谢蕴相当错愕,扭头对上宝珠的眼睛,不可置信:“你在说什么吗?”
杨宝珠比她更错愕:“婚后生活和谐不重要吗?”
谢蕴哦了一声,暗怪自己想的太龌龊。
前段日子来说应该是和谐的,这几日…连宝珠都看出来了,有些冷情。
“所以说么,”杨宝珠已然猜透:“对于女子而言,有情自然好,没情也要有钱,这样日子才能过的舒服。”
谢蕴叹息,感情向来不能强求。
“他若有情自然好,他若无情我便自请下堂去。”
杨宝珠不知谢蕴这个他并不是特指张止,听起来太过大逆不道,连忙宽慰:“不至于…不至于的…”
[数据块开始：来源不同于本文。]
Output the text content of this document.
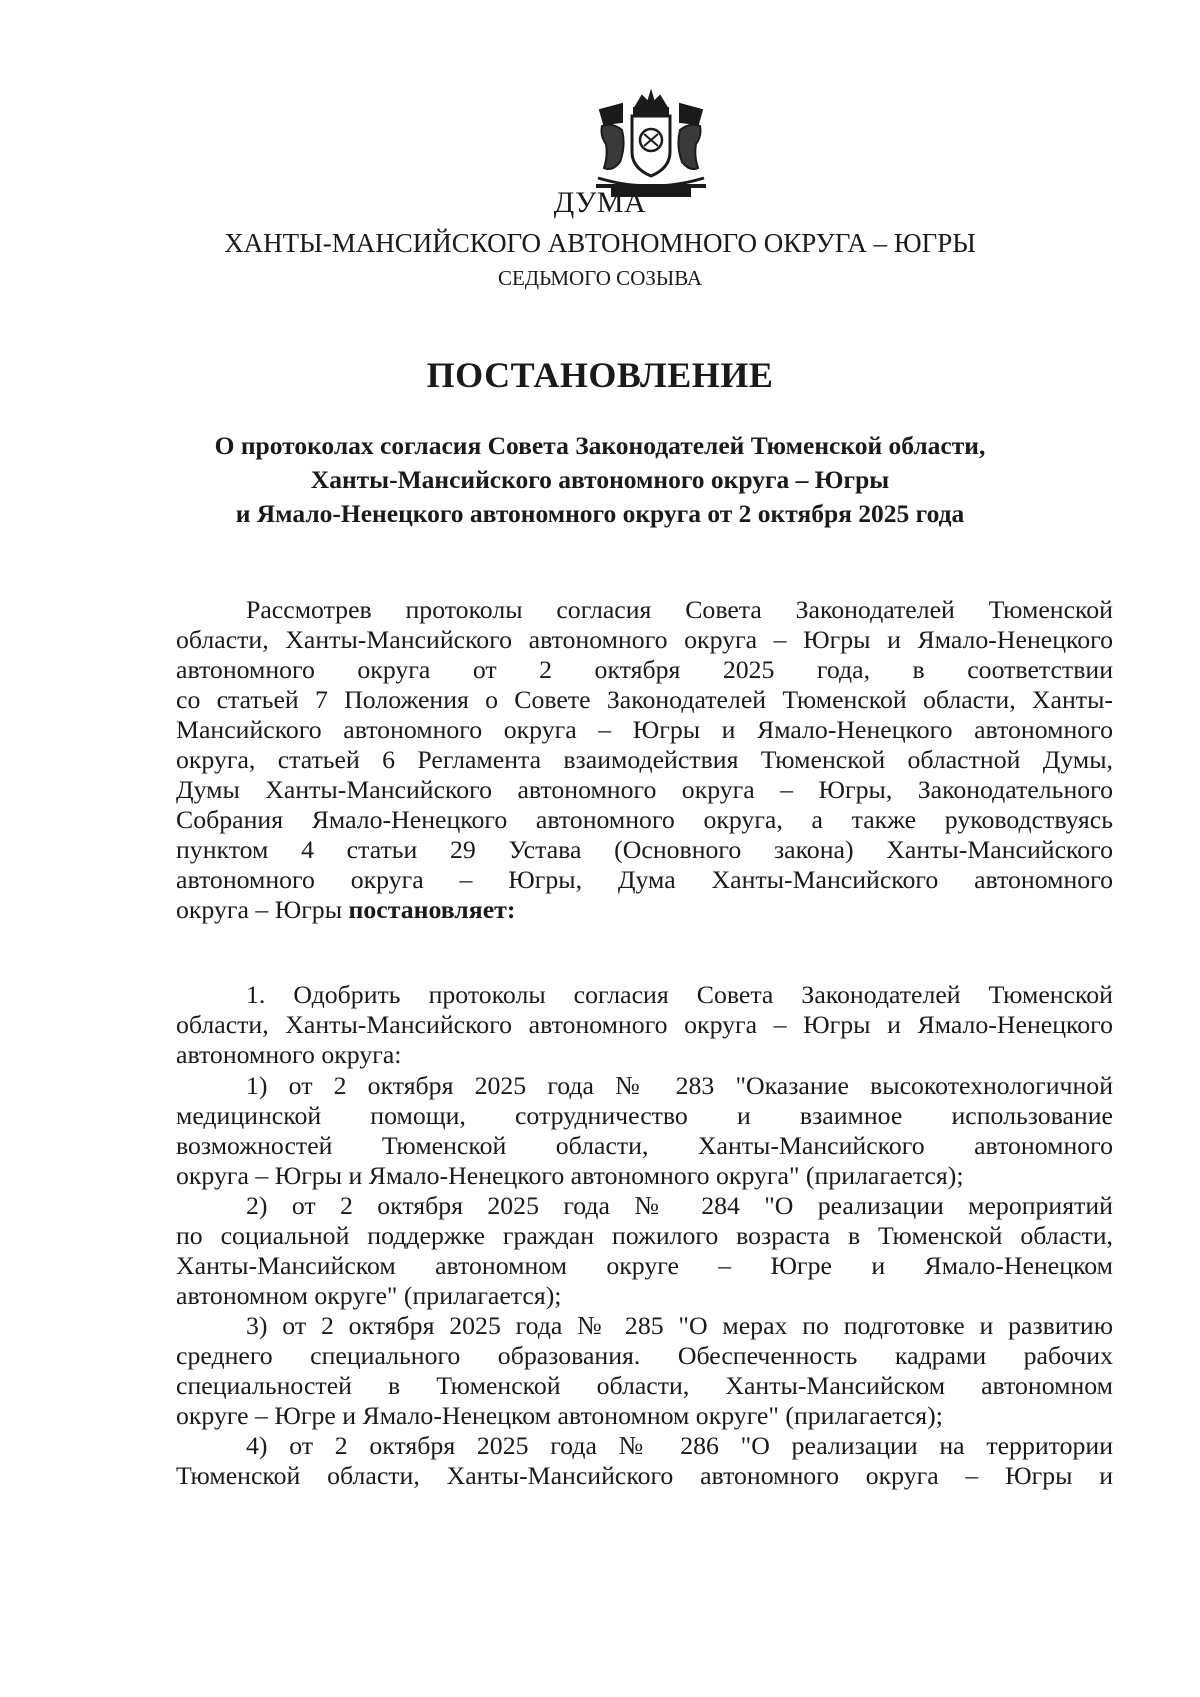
ДУМА
ХАНТЫ-МАНСИЙСКОГО АВТОНОМНОГО ОКРУГА – ЮГРЫ
СЕДЬМОГО СОЗЫВА
ПОСТАНОВЛЕНИЕ
О протоколах согласия Совета Законодателей Тюменской области,
Ханты-Мансийского автономного округа – Югры
и Ямало-Ненецкого автономного округа от 2 октября 2025 года
Рассмотрев протоколы согласия Совета Законодателей Тюменской
области, Ханты-Мансийского автономного округа – Югры и Ямало-Ненецкого
автономного округа от 2 октября 2025 года, в соответствии
со статьей 7 Положения о Совете Законодателей Тюменской области, Ханты-
Мансийского автономного округа – Югры и Ямало-Ненецкого автономного
округа, статьей 6 Регламента взаимодействия Тюменской областной Думы,
Думы Ханты-Мансийского автономного округа – Югры, Законодательного
Собрания Ямало-Ненецкого автономного округа, а также руководствуясь
пунктом 4 статьи 29 Устава (Основного закона) Ханты-Мансийского
автономного округа – Югры, Дума Ханты-Мансийского автономного
округа – Югры постановляет:
1. Одобрить протоколы согласия Совета Законодателей Тюменской
области, Ханты-Мансийского автономного округа – Югры и Ямало-Ненецкого
автономного округа:
1) от 2 октября 2025 года № 283 "Оказание высокотехнологичной
медицинской помощи, сотрудничество и взаимное использование
возможностей Тюменской области, Ханты-Мансийского автономного
округа – Югры и Ямало-Ненецкого автономного округа" (прилагается);
2) от 2 октября 2025 года № 284 "О реализации мероприятий
по социальной поддержке граждан пожилого возраста в Тюменской области,
Ханты-Мансийском автономном округе – Югре и Ямало-Ненецком
автономном округе" (прилагается);
3) от 2 октября 2025 года № 285 "О мерах по подготовке и развитию
среднего специального образования. Обеспеченность кадрами рабочих
специальностей в Тюменской области, Ханты-Мансийском автономном
округе – Югре и Ямало-Ненецком автономном округе" (прилагается);
4) от 2 октября 2025 года № 286 "О реализации на территории
Тюменской области, Ханты-Мансийского автономного округа – Югры и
“宝珠,你后悔吗?以你父亲和你哥哥的权势,逼迫张止娶你,应该不是难事。”
“听闻张止十八岁成名一战,”提起此人,杨宝珠忽然正色:“敌军抢了一把他最喜欢的刀鞘,他独自泅水,夜行百里,杀入敌帐,夺回刀鞘,之后烧了敌军粮草,大败敌军,这样的人不会为了权势有所妥协。”
谢蕴听着故事,明了,那把刀鞘,此刻正安稳的躺在他的书房。
“姐姐,我很羡慕你,但我不嫉妒。”宝珠躺回去,实话实说:“比起张止,姐姐也是一个让人轻而易举能够爱上的人。”